Time passed, and the “caretaker government” strategy was proven ineffective. The people became restless. Allies became restless. So, as we have thoroughly reported in our Political Risk Report, other actors in the opposition started their own Plan B, more focused on rebuilding the conditions for a functional political competition through negotiations—which implied displacing the current opposition leadership (Guaidó). This strategy balanced the evident exhaustion of the confrontational strategy with the regime’s “need” (or potential interest?) to reduce the pressure of sanctions, and the apparent moderate stance of the Biden administration towards the resolution of the Venezuelan political crisis.

In the last weeks, we’ve seen how the Maduro regime has sent some unilateral signals of awareness that it needs to, at least, pretend it’s open to negotiations. Six CITGO executives were granted house arrest; Tarek William Saab partially recognized three well known murder cases by the regime—councilman Fernando Albán, Captain Acosta and student Juan Pablo Pernalete were murdered by security agents—and the Maduro-controlled National Assembly appointed a new Electoral Board where two of the five directors are linked to the opposition. At the same time, actors of the opposition like Henrique Capriles and Carlos Ocariz are talking again about pushing for better conditions to later take part in elections, starting by choosing opposition candidates through primaries. The unitary platform of the main parties initially dismissed the new CNE as a serious achievement, which—in a way—showed a sidelined Guaidó, who seemed to be on the margins of the negotiating table, specially after seeing the EU and the U.S. having (one more than the other) at least an open mind towards the prospect of an election.

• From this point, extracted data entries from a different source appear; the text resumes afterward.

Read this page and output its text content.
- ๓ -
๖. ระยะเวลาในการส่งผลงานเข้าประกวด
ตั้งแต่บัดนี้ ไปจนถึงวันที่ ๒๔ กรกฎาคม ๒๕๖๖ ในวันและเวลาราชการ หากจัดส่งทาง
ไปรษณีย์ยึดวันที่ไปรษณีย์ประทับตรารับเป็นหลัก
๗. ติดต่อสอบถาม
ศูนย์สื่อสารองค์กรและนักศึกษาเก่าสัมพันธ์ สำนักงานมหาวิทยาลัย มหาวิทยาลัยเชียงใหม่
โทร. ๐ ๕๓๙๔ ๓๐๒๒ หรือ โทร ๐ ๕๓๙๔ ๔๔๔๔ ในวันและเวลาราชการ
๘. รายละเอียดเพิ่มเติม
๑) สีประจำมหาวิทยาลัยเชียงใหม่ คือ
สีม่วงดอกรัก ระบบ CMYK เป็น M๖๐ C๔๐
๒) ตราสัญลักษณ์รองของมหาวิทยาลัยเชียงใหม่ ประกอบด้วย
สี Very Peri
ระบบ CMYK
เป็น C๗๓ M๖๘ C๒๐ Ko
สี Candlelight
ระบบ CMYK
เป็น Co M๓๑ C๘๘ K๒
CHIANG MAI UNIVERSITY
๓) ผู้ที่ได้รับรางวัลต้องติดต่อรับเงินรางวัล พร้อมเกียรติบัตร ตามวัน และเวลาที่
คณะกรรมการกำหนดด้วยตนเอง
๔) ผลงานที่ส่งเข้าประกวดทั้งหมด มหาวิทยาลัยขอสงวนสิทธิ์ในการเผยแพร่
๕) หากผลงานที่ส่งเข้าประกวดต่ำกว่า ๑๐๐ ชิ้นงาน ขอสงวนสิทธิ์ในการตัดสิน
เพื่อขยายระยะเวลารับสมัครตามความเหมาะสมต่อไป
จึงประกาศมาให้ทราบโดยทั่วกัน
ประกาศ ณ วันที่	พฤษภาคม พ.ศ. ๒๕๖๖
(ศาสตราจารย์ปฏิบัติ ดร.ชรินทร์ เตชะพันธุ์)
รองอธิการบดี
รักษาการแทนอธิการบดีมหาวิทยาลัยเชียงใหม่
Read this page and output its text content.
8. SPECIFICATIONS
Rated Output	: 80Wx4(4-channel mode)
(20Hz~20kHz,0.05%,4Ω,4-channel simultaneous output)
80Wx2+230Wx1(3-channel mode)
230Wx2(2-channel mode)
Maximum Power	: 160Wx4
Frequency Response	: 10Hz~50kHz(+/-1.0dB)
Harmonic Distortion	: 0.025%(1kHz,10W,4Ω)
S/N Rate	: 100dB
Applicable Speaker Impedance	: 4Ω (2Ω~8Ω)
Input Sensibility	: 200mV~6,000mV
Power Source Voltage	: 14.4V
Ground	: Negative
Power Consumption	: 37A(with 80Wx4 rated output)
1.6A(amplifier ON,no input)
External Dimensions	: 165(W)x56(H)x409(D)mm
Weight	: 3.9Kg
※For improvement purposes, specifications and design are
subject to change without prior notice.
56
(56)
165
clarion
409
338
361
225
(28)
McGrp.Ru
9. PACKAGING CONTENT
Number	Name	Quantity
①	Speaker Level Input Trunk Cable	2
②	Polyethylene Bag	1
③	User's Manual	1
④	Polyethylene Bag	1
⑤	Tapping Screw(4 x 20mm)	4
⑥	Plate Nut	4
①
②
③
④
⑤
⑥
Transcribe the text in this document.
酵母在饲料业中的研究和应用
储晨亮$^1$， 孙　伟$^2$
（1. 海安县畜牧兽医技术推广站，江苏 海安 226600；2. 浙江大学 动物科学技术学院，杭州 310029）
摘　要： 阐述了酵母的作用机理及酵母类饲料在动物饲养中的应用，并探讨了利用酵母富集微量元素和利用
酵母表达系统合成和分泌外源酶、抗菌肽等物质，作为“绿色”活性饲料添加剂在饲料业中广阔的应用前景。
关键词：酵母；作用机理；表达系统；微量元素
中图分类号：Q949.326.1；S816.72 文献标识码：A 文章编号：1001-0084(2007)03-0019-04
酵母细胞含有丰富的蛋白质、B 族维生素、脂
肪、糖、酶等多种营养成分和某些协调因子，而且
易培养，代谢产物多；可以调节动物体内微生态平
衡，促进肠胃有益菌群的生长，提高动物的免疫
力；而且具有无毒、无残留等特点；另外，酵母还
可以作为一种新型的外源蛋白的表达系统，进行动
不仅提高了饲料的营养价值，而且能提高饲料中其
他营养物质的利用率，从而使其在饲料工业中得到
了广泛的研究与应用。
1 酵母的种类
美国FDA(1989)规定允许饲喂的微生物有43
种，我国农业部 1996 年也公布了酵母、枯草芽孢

Meanwhile, the international community will wait and observe, especially the U.S., where the discourse remains the same: no sanction lifting without real concessions from the regime.

But now, the announcement by Guaidó, through a short but surprisingly effective social media video, in which he remains with a skeptic demeanor, grants him, at least, the opportunity to retake a more advantageous stance (or at least his seat) in the negotiations that may lead to elections. Which is certainly better than shouting from the sidelines. 

A couple of hours after Guaidó’s message, the CNE announced it had started preparations for a big regional election. In the following hours and days, we’ll surely see pro-sanction sectors calling Guaidó a traitor and a weakling (as they’ve been doing for months), the anti-sanctions advocacy talking about common sense and hope, and regime chieftains like Jorge Rodríguez using their half-hearted condescending tone to congratulate the opposition for apparently abandoning their campaign for a foreign invasion. Meanwhile, the international community will wait and observe, especially the U.S., where the discourse remains the same: no sanction lifting without real concessions from the regime. Colombia-based U.S. Ambassador to Venezuela James Story immediately supported Guaidó’s message and reiterated that “the U.S. and the international community will keep pressuring for concrete advancements.”

The final question is the same it’s been since the first time the opposition sat with chavismo to find a peaceful resolution to Venezuela’s political crisis: what will be the next step once chavismo torpedoes a negotiation process, when its main purpose is to take power from them. It’s unlikely that chavismo will merrilly work toward building a system that will guarantee free and fair elections solely with the promise of lifting sanctions and a better economic prospect for the country, and not even by ensuring billions in foreign investment that would most likely make their personal fortunes larger. In the end, the one thing that chavismo wants is the one thing that they’ll never have—or that they’ll never be convinced they’ll have: a free pass. It’s the same reason why negotiating peace in Colombia was so hard—and partially ineffective— and the same reason why the Castro regime is entrenched in Cuba. We know what’s likely to be chavismo’s next move. They’ll give it a little space, and then reject or sabotage (a word they love) any process that implies their acknowledgement of Guaidó’s leadership, as they’ve done many times before. And naturally, any process that could imply they’d be ousted from power.

Still, with the international community involved in the process, it’s interesting that Guaidó is calling all the players to show their cards.